Value-for-money-wise, this is a service far above the competition. Liquid Web is the only other service that comes close, and it’s also very expensive, albeit slightly cheaper than Kinsta.

There’s no funny pricing tier – you can pay monthly or yearly, and get a small discount for yearly.

Payments can only be made with credit cards (and all the usual suspects like Visa and Mastercard are here), but there’s no fraud detection system that makes your life miserable (*cough* I hate you Liquid Web *cough*). I would’ve liked to pay with PayPal, but for some reason, Kinsta seems very keen on sticking with credit cards.

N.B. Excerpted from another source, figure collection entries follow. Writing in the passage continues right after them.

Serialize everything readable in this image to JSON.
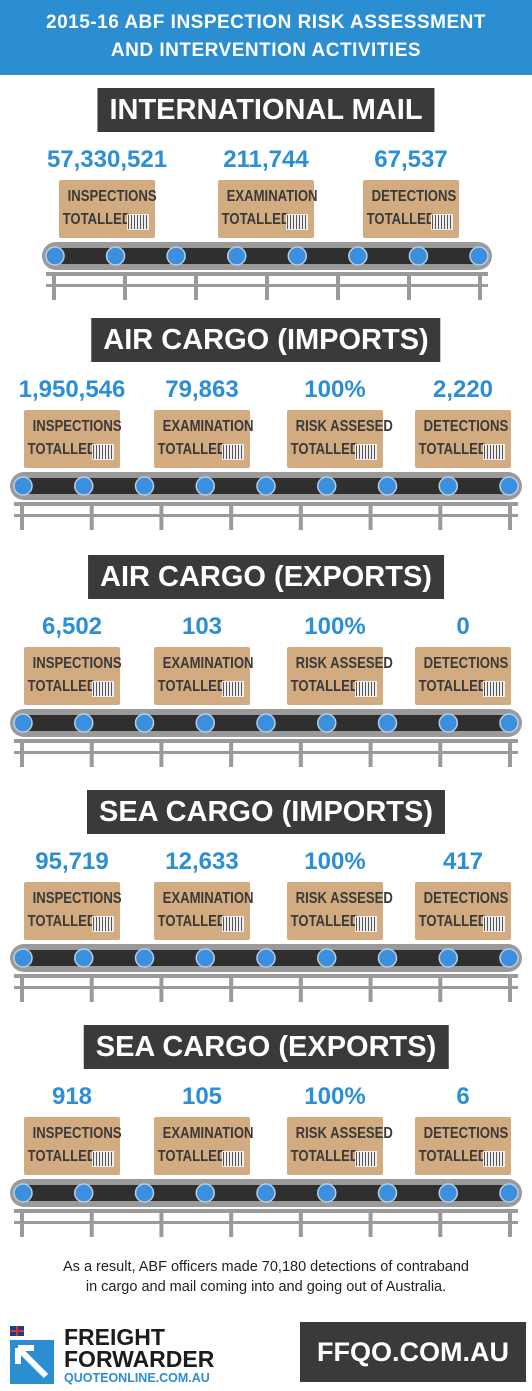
{
  "header": {
    "title_lines": [
      "2015-16 ABF INSPECTION RISK ASSESSMENT",
      "AND INTERVENTION ACTIVITIES"
    ]
  },
  "sections": [
    {
      "title": "INTERNATIONAL MAIL",
      "items": [
        {
          "value": "57,330,521",
          "label_lines": [
            "INSPECTIONS",
            "TOTALLED"
          ]
        },
        {
          "value": "211,744",
          "label_lines": [
            "EXAMINATION",
            "TOTALLED"
          ]
        },
        {
          "value": "67,537",
          "label_lines": [
            "DETECTIONS",
            "TOTALLED"
          ]
        }
      ]
    },
    {
      "title": "AIR CARGO (IMPORTS)",
      "items": [
        {
          "value": "1,950,546",
          "label_lines": [
            "INSPECTIONS",
            "TOTALLED"
          ]
        },
        {
          "value": "79,863",
          "label_lines": [
            "EXAMINATION",
            "TOTALLED"
          ]
        },
        {
          "value": "100%",
          "label_lines": [
            "RISK ASSESED",
            "TOTALLED"
          ]
        },
        {
          "value": "2,220",
          "label_lines": [
            "DETECTIONS",
            "TOTALLED"
          ]
        }
      ]
    },
    {
      "title": "AIR CARGO (EXPORTS)",
      "items": [
        {
          "value": "6,502",
          "label_lines": [
            "INSPECTIONS",
            "TOTALLED"
          ]
        },
        {
          "value": "103",
          "label_lines": [
            "EXAMINATION",
            "TOTALLED"
          ]
        },
        {
          "value": "100%",
          "label_lines": [
            "RISK ASSESED",
            "TOTALLED"
          ]
        },
        {
          "value": "0",
          "label_lines": [
            "DETECTIONS",
            "TOTALLED"
          ]
        }
      ]
    },
    {
      "title": "SEA CARGO (IMPORTS)",
      "items": [
        {
          "value": "95,719",
          "label_lines": [
            "INSPECTIONS",
            "TOTALLED"
          ]
        },
        {
          "value": "12,633",
          "label_lines": [
            "EXAMINATION",
            "TOTALLED"
          ]
        },
        {
          "value": "100%",
          "label_lines": [
            "RISK ASSESED",
            "TOTALLED"
          ]
        },
        {
          "value": "417",
          "label_lines": [
            "DETECTIONS",
            "TOTALLED"
          ]
        }
      ]
    },
    {
      "title": "SEA CARGO (EXPORTS)",
      "items": [
        {
          "value": "918",
          "label_lines": [
            "INSPECTIONS",
            "TOTALLED"
          ]
        },
        {
          "value": "105",
          "label_lines": [
            "EXAMINATION",
            "TOTALLED"
          ]
        },
        {
          "value": "100%",
          "label_lines": [
            "RISK ASSESED",
            "TOTALLED"
          ]
        },
        {
          "value": "6",
          "label_lines": [
            "DETECTIONS",
            "TOTALLED"
          ]
        }
      ]
    }
  ],
  "footer": {
    "note_lines": [
      "As a result, ABF officers made 70,180 detections of contraband",
      "in cargo and mail coming into and going out of Australia."
    ],
    "logo_lines": [
      "FREIGHT",
      "FORWARDER",
      "QUOTEONLINE.COM.AU"
    ],
    "website": "FFQO.COM.AU"
  }
}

Domains simply aren’t available through Kinsta, not for free and not for purchase. This cements Kinsta as a service that doesn’t look to make money off reselling extras to you. You pay for the service, and it’s the best service, but the domain is left up to you.

There are no hidden upsells, no hidden fees, and a 30-day money-back guarantee is available with all plans. But damn, it’s so expensive.

This is easy math (unlike actual math). Use WordPress, got the money, and need the power? Kinsta. Kinsta. Kinsta. Take a look at its best plans right now.

Don’t have the money, but need the power? Think about your life, investments, everything, and try to get that money. You won’t find this power anywhere else.

Really don’t have the money? Try a bargain-priced shared hosts. Hostinger and InterServer are my top recommendations, but don’t think for a moment you’ll be getting anything on the same level of what Kinsta provides.